Menghabiskan hampir sepuluh menit penuh di mobil Suga ternyata bukan hal yang terlalu buruk untuk dibayangkan (tapi biar kutebak. Kalian berharap bisa melakukan itu paling tidak sekali sebelum mati, kan?). Ternyata Suga juga tidak sekaku itu. Dia selalu menyahuti ucapan Jimin. Bahkan ikut tertawa seolah menikmati konversasi singkatnya bersama remaja tujuh belas tahun itu. Entah benar atau tidak Jimin tidak terlalu peduli Toh Suga sudah berbaik hati mau menawari tumpangan.

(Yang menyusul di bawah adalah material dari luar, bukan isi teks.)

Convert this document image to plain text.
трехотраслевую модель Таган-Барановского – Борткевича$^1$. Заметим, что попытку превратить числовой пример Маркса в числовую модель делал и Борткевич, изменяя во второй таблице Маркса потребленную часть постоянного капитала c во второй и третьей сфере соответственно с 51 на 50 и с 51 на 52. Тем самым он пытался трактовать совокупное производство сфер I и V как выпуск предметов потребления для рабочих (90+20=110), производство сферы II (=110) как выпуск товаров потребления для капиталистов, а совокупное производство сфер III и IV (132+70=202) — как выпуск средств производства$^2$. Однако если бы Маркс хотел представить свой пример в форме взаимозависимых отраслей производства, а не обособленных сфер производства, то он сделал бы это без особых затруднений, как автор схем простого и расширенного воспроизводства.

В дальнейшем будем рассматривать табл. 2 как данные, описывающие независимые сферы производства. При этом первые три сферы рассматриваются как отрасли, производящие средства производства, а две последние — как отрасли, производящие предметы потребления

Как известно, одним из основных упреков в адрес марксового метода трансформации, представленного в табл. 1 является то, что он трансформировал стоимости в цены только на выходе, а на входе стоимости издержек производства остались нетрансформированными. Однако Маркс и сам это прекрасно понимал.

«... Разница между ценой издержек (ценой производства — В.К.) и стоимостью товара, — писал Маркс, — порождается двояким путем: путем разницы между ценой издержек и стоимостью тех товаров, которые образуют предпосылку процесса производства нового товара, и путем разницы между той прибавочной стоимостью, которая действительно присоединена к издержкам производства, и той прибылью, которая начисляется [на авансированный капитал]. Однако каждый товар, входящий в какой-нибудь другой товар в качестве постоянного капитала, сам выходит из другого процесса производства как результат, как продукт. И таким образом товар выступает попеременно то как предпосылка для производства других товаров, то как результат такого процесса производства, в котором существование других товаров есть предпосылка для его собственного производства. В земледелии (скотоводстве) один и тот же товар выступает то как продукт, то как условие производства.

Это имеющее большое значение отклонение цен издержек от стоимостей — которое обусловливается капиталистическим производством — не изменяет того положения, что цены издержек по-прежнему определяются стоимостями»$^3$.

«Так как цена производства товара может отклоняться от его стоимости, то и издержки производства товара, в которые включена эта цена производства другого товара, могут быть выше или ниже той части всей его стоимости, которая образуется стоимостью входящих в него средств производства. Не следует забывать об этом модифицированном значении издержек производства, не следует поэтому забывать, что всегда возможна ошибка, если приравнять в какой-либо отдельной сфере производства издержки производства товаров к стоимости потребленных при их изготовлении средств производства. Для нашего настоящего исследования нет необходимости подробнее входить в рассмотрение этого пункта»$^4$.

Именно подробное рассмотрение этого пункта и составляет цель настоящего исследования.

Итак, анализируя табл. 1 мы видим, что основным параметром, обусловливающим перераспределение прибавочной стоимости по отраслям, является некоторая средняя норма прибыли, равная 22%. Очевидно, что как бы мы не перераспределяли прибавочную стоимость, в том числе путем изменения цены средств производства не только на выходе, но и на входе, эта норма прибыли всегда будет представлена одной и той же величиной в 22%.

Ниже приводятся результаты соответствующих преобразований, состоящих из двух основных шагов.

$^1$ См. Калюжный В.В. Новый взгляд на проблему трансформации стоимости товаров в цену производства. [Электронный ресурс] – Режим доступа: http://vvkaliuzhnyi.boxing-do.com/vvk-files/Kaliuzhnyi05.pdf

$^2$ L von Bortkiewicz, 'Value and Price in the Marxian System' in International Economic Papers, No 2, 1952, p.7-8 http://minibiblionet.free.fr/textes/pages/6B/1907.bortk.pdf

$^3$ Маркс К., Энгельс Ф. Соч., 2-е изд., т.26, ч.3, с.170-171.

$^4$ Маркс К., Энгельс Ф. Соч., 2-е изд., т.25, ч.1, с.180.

Begitu sampai di cafe ternyata mereka sudah dapat melihat dengan jelas sepeda milik Jihoon yang terparkir apik di halaman samping Sepertinya laki laki itu memang berangkat pagi-pagi sekali. Pasti banyak yang harus disiapkan Jadi tanpa menunggu lama Jimin segera masuk dengan diikuti oleh Suga Benar saja, Jihoon sudah sibuk di sana dengan adonan cupcake warna-warni yang sepertinya menyenangkan.
"Eoh? Jihoon pagi sekali."
Bukan menjawab sapaan itu, atensi Jihoon langsung teralih sepenuhnya kepada Suga yang tiba-tiba masuk setelah Jimin Aneh. Bukan agak, tapi sangat. Apa yang sedang dilakukan jelmaan es sepertinya di tempat semacam ini. Datang bersama Jimin yang baru ia kenal kemarin di pagi buta begini pula. Padahal biasanya paling anti dating kemari, apalagi dengan orang asing. Tiba tiba Jihoon sangsi jika itu adalah Suga "Kalian datang bersama?" tanyanya memastikan.

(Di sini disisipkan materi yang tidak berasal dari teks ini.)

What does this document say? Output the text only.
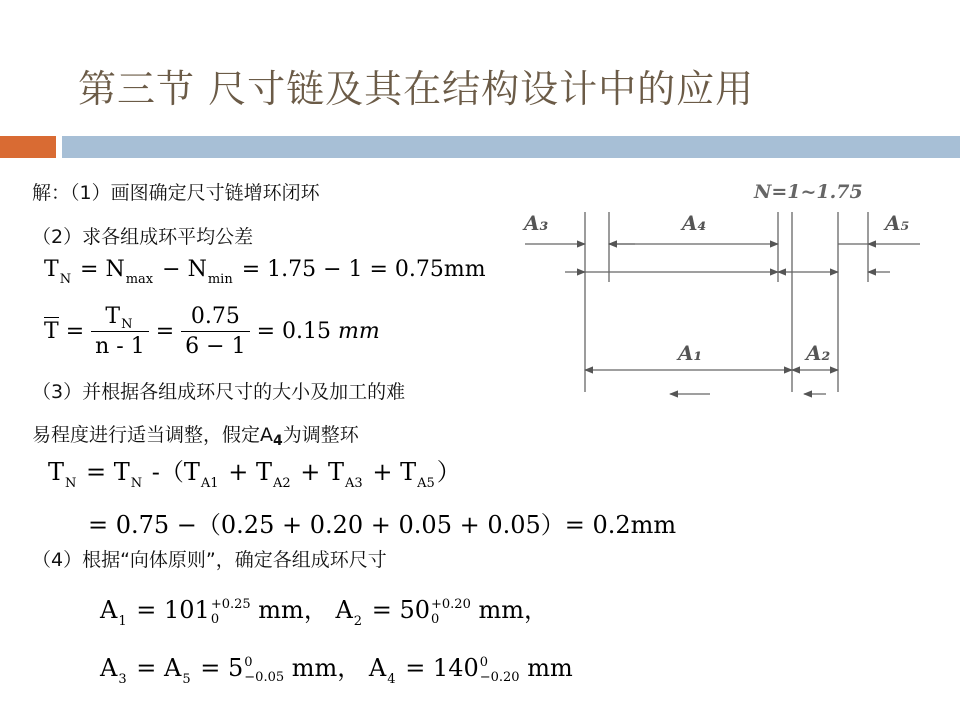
第三节 尺寸链及其在结构设计中的应用
解：（1）画图确定尺寸链增环闭环
（2）求各组成环平均公差
$T_N = N_{max} - N_{min} = 1.75 - 1 = 0.75mm$
$T = \frac{T_N}{n - 1} = \frac{0.75}{6 - 1} = 0.15$ mm
（3）并根据各组成环尺寸的大小及加工的难
易程度进行适当调整，假定$A_4$为调整环
$T_N = T_N$ $-(T_{A1} + T_{A2} + T_{A3} + T_{A5})$
= 0.75 −（0.25 + 0.20 + 0.05 + 0.05）= 0.2mm
（4）根据“向体原则”，确定各组成环尺寸
$A_1 = 101 +0.25$
0	mm， $A_2 = 50 +0.20$
0	mm，
$A_3 = A_5 = 5$ 0
−0.05 mm， $A_4 = 140$ 0
−0.20 mm
N=1~1.75
A₃	A₄	A₅
A₁	A₂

Jimin mengangguk tanpa ragu. Menyambar celemek yang tergantung pada dinding pojok dapur lantas menjawab, "Kami bertemu di jalan Suga hyung datang untuk kopi gratis." lantas membantu pekerjaan Jihoon tanpa perlu diperintah.
"Kopi gratis?" ulang Jihoon tak mengerti. Hei, ini cafe. Bukan kantin amal atau semacamnya. Apalagi Jihoon bukan pemilik tempat ini. Seenaknya saja meminta kopi gratis. Sudah kaya begitu masih pelit. Pantas saja jodohnya diblokir Tuhan.

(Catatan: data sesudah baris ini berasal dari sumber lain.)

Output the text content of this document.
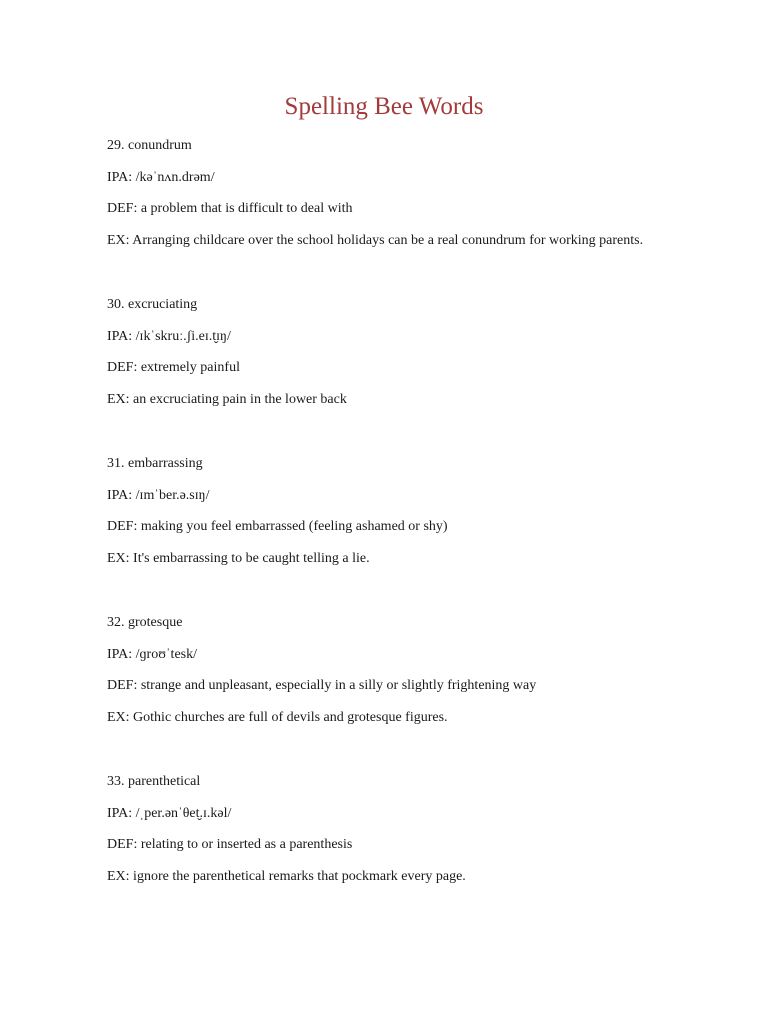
Spelling Bee Words
29. conundrum
IPA: /kəˈnʌn.drəm/
DEF: a problem that is difficult to deal with
EX: Arranging childcare over the school holidays can be a real conundrum for working parents.
30. excruciating
IPA: /ɪkˈskruː.ʃi.eɪ.t̬ɪŋ/
DEF: extremely painful
EX: an excruciating pain in the lower back
31. embarrassing
IPA: /ɪmˈber.ə.sɪŋ/
DEF: making you feel embarrassed (feeling ashamed or shy)
EX: It's embarrassing to be caught telling a lie.
32. grotesque
IPA: /ɡroʊˈtesk/
DEF: strange and unpleasant, especially in a silly or slightly frightening way
EX: Gothic churches are full of devils and grotesque figures.
33. parenthetical
IPA: /ˌper.ənˈθet̬.ɪ.kəl/
DEF: relating to or inserted as a parenthesis
EX: ignore the parenthetical remarks that pockmark every page.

Tapi saat Jihoon menoleh ke arah Suga, laki-laki itu sudah berdiri bersandar di sekat dapur sembari memandanginya seolah sedang berkata, 'Apa ada masalah dengan itu?' tanpa bersuara. Laki-laki yang menyebalkan. Jihoon baru saja akan menyahut. Tapi Suga sudah berkata, "Benar. Tanpa gula. Aku menunggu." lantas pergi dan duduk tenang di meja dekat jendela.
Jimin yang awalnya sibuk mengisi cetakan cupcake kini ikut memandang Suga karena Jihoon entah sudah menghela nafas berapa kali sangking banyaknya. Wah, ternyata melihat wajah Suga saja sudah bisa membuat Jihoon naik darah. Ini informasi baru yang didapat Jimin hari ini.
"Hah seenaknya saja." omel Jihoon meskipun dia tetap meninggalkan seloyang cupcake yang sudah dihias untuk membuat kopi. Lagi pula siapa sih yang berani menentang laki-laki itu jika sudah mengeluarkan aura tidak menyenangkan begitu. Awas saja. Jika Namjoon datang nanti, Jihoon akan mengadukannya.
"Ngomong-ngomong, Jim." ucapan Jihoon menarik perhatian Jimin sekali lagi. Dari pada mengisi cetakan cupcake seperti tadi, dia langsung menoleh untuk mendengar apa yang akan Jihoon katakan selanjutnya. "Kepalamu kenapa? Apa terjadi sesuatu kemarin?" tanya Jihoon sembari menunjuk kepalanya sendiri, merepresentasikan bagian yang ia maksud kepada Jimin.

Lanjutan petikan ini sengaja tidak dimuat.